I went into Perplexity, asked a question of like, "Okay, based on his injury," I actually we didn't know what it was. You know, "How long is he going to be out?"

And what's nice is that Perplexity can leverage the tools that they have accessible to them to know what I'm talking about, and then use its knowledge base to then like, give me an answer of like, "Oh, yeah, one to four weeks."

I'm like, "Oh, okay, this is... Season's done." But at least I knew that as a fan.

John: Yeah.

Solomon: Yeah. It's just, we're going to get used to this stuff really quickly, right?

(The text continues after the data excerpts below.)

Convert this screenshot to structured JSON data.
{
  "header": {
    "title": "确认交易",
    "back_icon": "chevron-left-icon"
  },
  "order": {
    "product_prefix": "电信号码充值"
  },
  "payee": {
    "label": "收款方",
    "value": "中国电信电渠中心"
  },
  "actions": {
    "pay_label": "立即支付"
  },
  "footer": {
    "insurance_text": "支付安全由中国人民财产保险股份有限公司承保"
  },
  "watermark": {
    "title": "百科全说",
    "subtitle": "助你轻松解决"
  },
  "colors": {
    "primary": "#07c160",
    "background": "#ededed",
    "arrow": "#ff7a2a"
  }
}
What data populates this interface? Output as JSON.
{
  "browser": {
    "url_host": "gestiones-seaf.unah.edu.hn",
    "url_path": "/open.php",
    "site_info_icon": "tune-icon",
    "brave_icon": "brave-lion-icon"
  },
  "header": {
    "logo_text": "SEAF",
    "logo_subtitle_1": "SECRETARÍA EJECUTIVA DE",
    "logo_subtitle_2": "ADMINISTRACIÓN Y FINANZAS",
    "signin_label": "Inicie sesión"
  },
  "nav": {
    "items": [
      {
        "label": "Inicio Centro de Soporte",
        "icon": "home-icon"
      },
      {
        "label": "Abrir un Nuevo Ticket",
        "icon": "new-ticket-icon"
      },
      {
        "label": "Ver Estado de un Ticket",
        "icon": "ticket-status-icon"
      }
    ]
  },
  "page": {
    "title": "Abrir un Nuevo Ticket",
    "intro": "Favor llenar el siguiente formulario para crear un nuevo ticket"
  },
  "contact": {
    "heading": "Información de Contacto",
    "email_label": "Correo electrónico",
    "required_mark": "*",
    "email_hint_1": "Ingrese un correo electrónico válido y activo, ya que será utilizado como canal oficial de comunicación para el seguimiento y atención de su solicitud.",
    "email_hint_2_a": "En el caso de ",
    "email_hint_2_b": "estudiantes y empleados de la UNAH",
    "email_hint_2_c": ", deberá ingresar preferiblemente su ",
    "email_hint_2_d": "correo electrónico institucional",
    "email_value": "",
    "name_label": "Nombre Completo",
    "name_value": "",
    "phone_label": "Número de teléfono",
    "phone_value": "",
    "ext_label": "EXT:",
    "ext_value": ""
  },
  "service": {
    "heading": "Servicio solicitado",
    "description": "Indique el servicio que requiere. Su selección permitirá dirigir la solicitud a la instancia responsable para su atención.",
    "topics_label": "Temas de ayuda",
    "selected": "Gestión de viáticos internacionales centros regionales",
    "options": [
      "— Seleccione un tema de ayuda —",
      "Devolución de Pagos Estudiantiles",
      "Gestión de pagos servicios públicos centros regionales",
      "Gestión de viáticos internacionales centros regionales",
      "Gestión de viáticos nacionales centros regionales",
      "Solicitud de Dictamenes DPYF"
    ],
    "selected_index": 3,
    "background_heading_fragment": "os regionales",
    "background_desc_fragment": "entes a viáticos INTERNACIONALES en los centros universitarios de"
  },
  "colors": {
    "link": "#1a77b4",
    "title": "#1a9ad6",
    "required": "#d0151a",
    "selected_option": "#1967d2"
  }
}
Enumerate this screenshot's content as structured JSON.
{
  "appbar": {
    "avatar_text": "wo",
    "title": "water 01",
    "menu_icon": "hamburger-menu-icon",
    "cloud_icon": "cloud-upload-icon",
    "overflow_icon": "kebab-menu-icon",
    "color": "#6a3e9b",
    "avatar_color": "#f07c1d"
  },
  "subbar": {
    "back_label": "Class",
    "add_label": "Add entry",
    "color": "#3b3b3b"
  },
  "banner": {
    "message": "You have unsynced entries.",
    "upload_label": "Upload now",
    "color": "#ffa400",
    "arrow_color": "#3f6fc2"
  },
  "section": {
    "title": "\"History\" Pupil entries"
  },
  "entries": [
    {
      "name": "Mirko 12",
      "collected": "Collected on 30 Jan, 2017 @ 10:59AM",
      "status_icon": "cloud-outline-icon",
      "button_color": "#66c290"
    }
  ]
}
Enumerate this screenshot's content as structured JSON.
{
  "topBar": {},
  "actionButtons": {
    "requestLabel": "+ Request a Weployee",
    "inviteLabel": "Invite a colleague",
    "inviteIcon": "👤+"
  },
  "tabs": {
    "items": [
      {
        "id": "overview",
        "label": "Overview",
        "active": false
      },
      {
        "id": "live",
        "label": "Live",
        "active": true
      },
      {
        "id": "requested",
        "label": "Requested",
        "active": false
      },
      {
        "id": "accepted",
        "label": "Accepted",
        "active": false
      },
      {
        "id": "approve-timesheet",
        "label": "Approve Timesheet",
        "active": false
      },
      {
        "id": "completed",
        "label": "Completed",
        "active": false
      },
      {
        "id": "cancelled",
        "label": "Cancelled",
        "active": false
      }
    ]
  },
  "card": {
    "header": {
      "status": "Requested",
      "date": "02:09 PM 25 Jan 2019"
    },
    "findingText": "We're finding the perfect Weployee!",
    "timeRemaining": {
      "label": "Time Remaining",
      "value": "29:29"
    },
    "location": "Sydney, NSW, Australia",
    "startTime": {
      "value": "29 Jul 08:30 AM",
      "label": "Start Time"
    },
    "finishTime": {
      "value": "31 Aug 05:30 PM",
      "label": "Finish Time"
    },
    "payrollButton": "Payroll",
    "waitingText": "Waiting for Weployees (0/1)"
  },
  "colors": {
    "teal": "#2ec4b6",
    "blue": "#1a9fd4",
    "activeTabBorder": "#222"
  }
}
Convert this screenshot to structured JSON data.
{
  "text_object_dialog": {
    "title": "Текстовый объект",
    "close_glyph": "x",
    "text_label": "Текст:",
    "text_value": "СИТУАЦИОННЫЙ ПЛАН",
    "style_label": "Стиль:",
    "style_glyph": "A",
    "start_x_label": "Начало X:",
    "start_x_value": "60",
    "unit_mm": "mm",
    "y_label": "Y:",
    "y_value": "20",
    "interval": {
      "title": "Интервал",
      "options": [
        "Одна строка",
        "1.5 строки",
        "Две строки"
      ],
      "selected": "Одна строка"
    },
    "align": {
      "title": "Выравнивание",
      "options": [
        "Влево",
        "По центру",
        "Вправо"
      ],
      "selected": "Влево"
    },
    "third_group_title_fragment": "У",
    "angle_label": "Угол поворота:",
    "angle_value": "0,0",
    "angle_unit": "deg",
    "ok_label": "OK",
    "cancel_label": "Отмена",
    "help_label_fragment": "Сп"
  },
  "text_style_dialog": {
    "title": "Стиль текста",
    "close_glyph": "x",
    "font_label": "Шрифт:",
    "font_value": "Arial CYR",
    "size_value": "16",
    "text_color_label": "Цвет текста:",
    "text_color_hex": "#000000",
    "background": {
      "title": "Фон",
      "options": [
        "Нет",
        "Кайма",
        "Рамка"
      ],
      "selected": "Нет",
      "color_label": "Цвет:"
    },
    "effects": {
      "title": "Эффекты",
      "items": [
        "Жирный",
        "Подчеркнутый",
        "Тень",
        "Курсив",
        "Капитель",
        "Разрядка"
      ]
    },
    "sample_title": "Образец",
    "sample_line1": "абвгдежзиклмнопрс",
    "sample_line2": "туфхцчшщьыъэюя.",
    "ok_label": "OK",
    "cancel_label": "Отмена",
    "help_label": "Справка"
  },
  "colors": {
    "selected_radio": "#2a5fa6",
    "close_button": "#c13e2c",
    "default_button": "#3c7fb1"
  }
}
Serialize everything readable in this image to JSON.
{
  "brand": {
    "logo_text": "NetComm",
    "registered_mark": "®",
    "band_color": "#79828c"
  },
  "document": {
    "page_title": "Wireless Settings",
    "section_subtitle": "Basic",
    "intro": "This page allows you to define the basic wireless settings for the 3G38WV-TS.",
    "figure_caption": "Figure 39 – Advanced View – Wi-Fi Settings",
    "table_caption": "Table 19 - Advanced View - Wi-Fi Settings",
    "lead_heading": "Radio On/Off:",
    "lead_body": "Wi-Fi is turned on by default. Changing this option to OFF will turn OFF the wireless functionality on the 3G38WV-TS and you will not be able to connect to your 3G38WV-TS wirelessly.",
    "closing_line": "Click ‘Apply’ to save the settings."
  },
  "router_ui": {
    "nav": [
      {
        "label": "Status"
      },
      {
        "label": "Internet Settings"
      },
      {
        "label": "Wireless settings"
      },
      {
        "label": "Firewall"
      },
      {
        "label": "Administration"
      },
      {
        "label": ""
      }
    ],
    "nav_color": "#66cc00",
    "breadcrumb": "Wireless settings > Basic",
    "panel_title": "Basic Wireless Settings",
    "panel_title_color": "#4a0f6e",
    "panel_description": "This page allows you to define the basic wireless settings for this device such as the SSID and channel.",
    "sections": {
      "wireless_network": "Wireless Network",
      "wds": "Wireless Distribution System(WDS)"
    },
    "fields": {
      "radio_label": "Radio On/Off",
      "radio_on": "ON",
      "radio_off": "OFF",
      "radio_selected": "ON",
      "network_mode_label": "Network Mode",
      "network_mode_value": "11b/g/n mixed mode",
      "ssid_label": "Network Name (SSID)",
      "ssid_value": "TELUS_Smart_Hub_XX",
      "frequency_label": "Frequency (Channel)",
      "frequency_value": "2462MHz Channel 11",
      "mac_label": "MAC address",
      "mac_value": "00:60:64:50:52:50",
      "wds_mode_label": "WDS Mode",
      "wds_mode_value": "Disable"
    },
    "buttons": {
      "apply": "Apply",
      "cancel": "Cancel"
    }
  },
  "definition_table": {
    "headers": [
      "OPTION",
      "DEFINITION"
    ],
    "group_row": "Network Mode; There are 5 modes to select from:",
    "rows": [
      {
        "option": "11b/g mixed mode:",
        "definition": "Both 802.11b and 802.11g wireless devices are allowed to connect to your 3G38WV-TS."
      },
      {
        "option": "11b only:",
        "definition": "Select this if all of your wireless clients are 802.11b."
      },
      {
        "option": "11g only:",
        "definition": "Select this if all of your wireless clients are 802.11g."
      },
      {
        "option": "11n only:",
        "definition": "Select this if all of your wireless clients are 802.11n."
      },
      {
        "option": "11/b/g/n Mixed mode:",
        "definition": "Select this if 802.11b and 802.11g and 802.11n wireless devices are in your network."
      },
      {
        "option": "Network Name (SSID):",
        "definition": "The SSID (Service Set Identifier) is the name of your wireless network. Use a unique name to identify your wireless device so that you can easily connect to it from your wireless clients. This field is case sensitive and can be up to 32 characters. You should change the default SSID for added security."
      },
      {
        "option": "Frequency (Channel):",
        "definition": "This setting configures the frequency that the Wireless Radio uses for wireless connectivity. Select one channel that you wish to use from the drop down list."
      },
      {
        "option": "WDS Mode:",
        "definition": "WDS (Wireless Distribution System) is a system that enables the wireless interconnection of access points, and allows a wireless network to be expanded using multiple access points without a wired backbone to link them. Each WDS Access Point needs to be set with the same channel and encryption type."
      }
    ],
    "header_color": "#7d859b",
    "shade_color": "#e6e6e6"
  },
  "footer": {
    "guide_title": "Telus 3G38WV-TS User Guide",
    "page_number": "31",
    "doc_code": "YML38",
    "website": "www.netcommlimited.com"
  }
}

John: Yeah. I was just going to say, I feel like I'm really left behind. I'm still on just, you know, copy pasting stuff out of Claude.

Mostly just 'cause like, I'm stuck in Vim land and it's like I'm never going to be able, and I know that a lot of these things have a, you know, Vim modes and then these days, but I'm like so deep down the rabbit hole.

Solomon: I do that a lot.

John: Oh, you do that a lot, yeah?

Solomon: Well, yeah, I mean I use ChatGPT but like I use Zed as my main editor and they just launched the full blown agent editing.

And I actually haven't built up the habit to using it, but I've been using the contextual, like I'll just select one piece of text, very specific context and then they have this control enter and in that context you can say, refactor or you know, add error checking or whatever.

And I use that. But you know, the code base wide, "Hey, refactor me everything."

John: Right.

Solomon: I haven't really like, I don't vibe code beyond that, but they'll have ChatGPT like, "Code me a function that does something," that I just, I'm too lazy to do, and then I'll just copy paste it so.

I feel like that's what most people still do. So I don't think you're left behind. It's just Brian who's ahead of us.

John: Yeah, exactly.

Brian: Yeah, and that's because I get to write tech debt every weekend, so yeah. No one's, no one's reviewing my code.

John: There you go.

Solomon: If you guys want to write some like autonomous agents on the backend, to work on your code base, I can hook you up with some Dagger 'cause it's pretty fun.

Brian: Yeah, it sounds like, John, you've just got to build out the ecosystem. Support all these NeoVim users.

John: I'm on it.

Brian: Excellent. Well, with that, folks, be sure to stay ready.